Ponti…sull’avversario: Genoa-Torino

Dopo la sconcertante sconfitta di Palermo per il Grifone è arrivata l’ora della verità: contro il Torino bisogna conquistare i punti per la salvezza. Sarà una partita da giocare sui nervi, anche con l’orecchio ai risultati che giungeranno da Empoli e soprattutto dallo Stadium per Juventus-Crotone. Una partita delicata e difficile ma il Genoa con l’aiuto del suo popolo potrà portare a casa i punti che servono per la tanto sospirata salvezza. Il Torino scenderà in campo per fare la sua gara, il Genoa dovrà essere bravo ad interpretare il match in tutti i suoi risvolti. Il Toro è squadra tosta come il suo allenatore Mihajlovic e gioca un calcio fisico e scorbutico.

La difesa?

In porta hanno l’inglese Hart, ex portiere della nazionale dei tre leoni, fisicamente prestante, molto bravo tra i pali, ma da brividi veri nelle uscite. La squadra piemontese gioca con i quattro difensori in linea. A destra, al posto di Zappacosta, è atteso De Silvestri, ex sampdoriano, dotato di buona corsa e piedi sufficienti. La coppia centrale Rossettini e Moretti è sicuro affidamento e molto regolare. Barreca è l’esterno basso di sinistra: dopo un ottimo avvio di campionato è andato in calando, ma i suoi cross sono pericolosi. 

Il centrocampo?

La coppia mediana è formata da Baselli e Acquah, più ragionatore e geometrico il primo,  forte fisicamente ed irruento il secondo. Baselli ha un tempo d inserimento in fase offensiva importante, Acquah dispone di un ottimo tiro da fuori area con il sinistro. 

L’attacco?

I quattro giocatori offensivi sono Boyé e l’ex Iago Falque sugli esterni, Belotti punta centrale e Liajic alle sue spalle.
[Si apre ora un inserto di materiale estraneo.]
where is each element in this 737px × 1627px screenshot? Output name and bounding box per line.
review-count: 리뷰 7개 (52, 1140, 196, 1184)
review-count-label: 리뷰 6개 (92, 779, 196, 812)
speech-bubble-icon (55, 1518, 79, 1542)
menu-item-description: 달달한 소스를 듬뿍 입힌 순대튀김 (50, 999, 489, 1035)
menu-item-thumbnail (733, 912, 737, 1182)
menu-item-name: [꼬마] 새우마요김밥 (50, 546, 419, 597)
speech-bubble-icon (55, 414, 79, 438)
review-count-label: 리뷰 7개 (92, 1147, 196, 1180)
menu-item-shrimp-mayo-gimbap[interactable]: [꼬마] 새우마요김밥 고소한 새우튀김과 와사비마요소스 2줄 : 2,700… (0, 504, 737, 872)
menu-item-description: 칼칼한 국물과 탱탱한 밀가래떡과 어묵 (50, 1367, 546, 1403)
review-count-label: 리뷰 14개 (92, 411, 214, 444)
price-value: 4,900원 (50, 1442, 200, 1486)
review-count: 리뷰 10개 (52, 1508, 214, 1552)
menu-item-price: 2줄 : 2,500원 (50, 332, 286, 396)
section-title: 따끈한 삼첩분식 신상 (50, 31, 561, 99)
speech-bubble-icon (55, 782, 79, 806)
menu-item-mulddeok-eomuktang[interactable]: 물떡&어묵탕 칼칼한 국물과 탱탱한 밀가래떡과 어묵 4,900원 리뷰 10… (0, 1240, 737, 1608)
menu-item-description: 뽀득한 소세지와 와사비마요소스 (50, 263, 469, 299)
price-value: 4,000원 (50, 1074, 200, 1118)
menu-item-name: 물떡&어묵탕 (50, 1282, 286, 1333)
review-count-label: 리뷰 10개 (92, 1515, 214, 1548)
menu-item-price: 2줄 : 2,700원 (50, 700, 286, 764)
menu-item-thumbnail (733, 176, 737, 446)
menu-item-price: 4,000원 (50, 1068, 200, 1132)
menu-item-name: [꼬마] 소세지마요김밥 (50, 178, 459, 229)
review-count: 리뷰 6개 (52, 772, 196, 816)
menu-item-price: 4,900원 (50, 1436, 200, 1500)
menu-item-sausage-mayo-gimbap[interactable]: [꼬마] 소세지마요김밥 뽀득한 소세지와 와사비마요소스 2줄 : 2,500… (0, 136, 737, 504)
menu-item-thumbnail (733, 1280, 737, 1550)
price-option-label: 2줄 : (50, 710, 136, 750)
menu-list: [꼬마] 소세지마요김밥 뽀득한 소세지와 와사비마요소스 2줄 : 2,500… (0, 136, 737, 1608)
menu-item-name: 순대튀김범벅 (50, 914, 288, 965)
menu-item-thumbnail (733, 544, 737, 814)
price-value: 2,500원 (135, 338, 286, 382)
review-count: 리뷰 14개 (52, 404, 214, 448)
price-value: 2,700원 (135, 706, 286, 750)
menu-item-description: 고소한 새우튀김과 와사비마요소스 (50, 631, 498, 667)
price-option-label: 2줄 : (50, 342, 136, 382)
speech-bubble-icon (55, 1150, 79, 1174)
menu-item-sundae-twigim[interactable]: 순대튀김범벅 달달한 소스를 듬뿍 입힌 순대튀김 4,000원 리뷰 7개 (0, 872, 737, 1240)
Forte sulle gambe e con un buon dribbling, il giovane argentino Boyé difficilmente gioca senza palla, bravo com’è nell’uno contro uno. Falque, tutto mancino, gioca sulla fascia destra per sfruttare il tiro a rientrare e tatticamente è molto diligente. Belotti, il bomber della squadra, gran lottatore, abilissimo nel gioco aereo, ama essere lanciato in profondità. Il trequartista Liajic, croce e delizia della tifoseria granata, abilissimo nei calci piazzati dal limite dell area, alterna momenti di gran calcio a pause mostruose, e si deprime quando non viene chiamato in causa. 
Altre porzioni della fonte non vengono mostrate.